OK. So, here I am in the Hotel Des Amis , which looks promising from the outside. Mr. Big is out in the car “saving” the primo-bitchin’ parking space that he has acquired. Once I stepped inside the foyer, I knew there may be some issues regarding this hotel. First, there was no one at the front desk, but that was not too weird, so I go searching for the desk clerk, or whomever. I haven’t even made into the room beyond the reception area when I am practically overrun by a dozen rugrats who are all about 7 years old. Well.
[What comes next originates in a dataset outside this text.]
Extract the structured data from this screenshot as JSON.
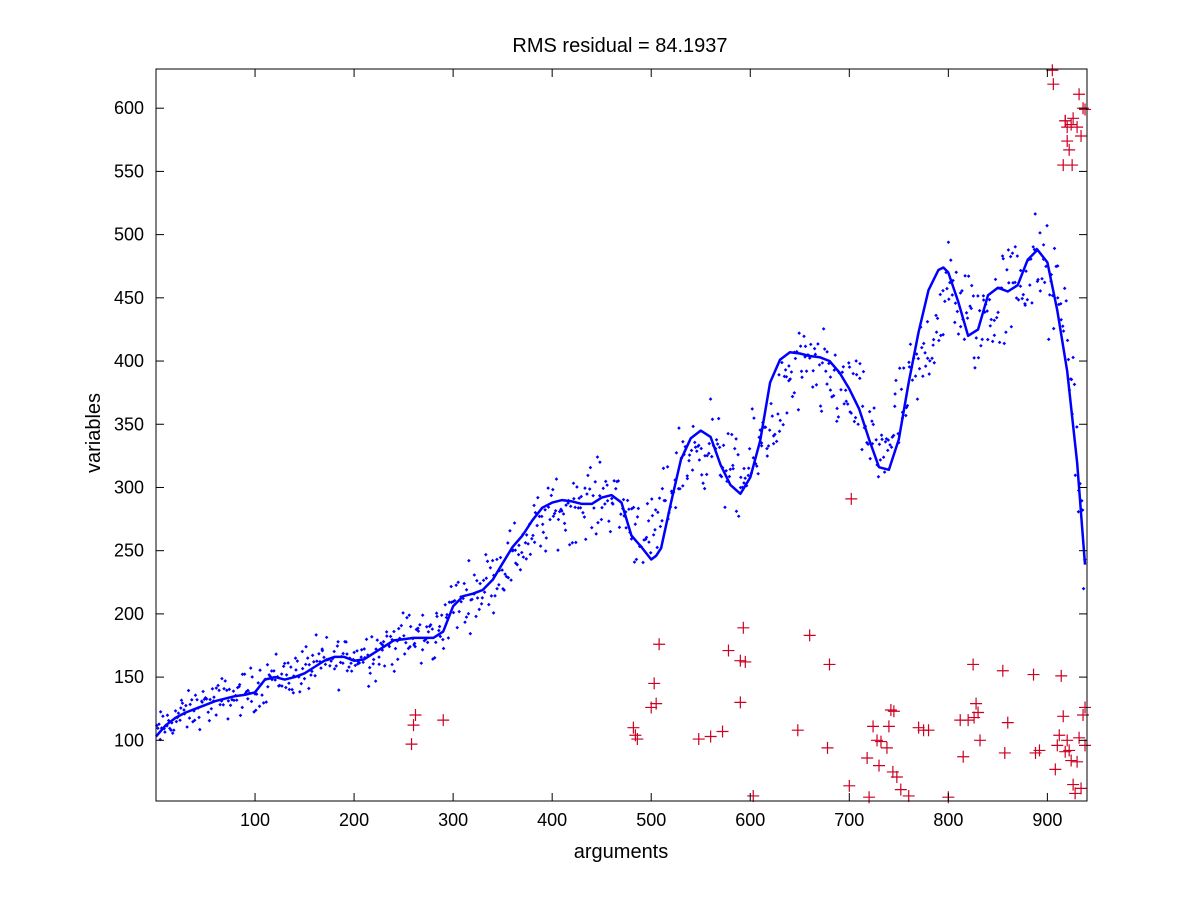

This is unnerving because I am used to Swiss children who don’t make a peep, ever, even if being set on fire, and here were a dozen yelling, running, screaming Italian bambinis climbing in, on and over the reception desk, hanging from the draperies, you name it and they were attempting to scale it.

Apparently, the Hotel Des Amis was a family-run hotel and there was a birthday party of one of the children going on. Since the Mom and Dad of the Birthday Kid were busy corralling the ferrets, er, children, it was left to the Grandma and Grandpa to check us in, a service which they had not performed since the Second World War. BTW, if you are trying to Google this hotel, you will not find it on the internet. It does not exist in cyberspace. But, trust me, it is there. Anyway, via sign language and a little bit of Spanish (which is very close to Italian, thank God!), I tell Grandma that we need a room for one night. I point out to Grandpa Mr. Big’s strategic location across the plaza. Gramps insists on doddering out across the plaza to help Mr. Big with the luggage.

Meanwhile, Grandma is showing me up two flights of stairs to our room. WHOA! Lady, the 1940’s called and they want their room back! Y’all. There was a TV in this room from somebody’s garage sale. I took a picture of it. I haven’t seen one of these in forever. I asked about the internet and Grandma looked at me like I had 5 heads. Literally, I felt exactly like I was spending the night in my own Grandma’s house. If any of my Grandmas were still alive (which they aren’t), they would have felt right at home.

So, Mr. Big comes up the stairs with Grandpa and the luggage. I’m like, Mr. Big! Why are you letting Grandpa carry my bag up two flights of stairs? That nice little Italian man is going to need oxygen! Mr. Big gives me the look which means that I am really pushing my luck and his limits to their outer extremities. So, I shut up. I am not stupid.


Grandma pulls me aside, now that we are all one big happy family inside this bedroom!, into the bathroom. She tries to communicate to me in our Spanglish-Sign Language, that the plumbing is not so good. Don’t put anything in the toilet except those things which should normally go in a toilet. Got it, Granny. I will not try to flush Mr. Big’s head down there at any time during the ensuing evening. Finally, after Granny and Gramps depart, we, of course, crack up and fall back upon the bed in relief.

Ouch! Big mistake! The mattress, it would appear, had also not been replaced since 1946. It was so hard that we were getting bruised just laying on it. It was like reclining on a slab of concrete, except the concrete would have been just a hair more comfortable.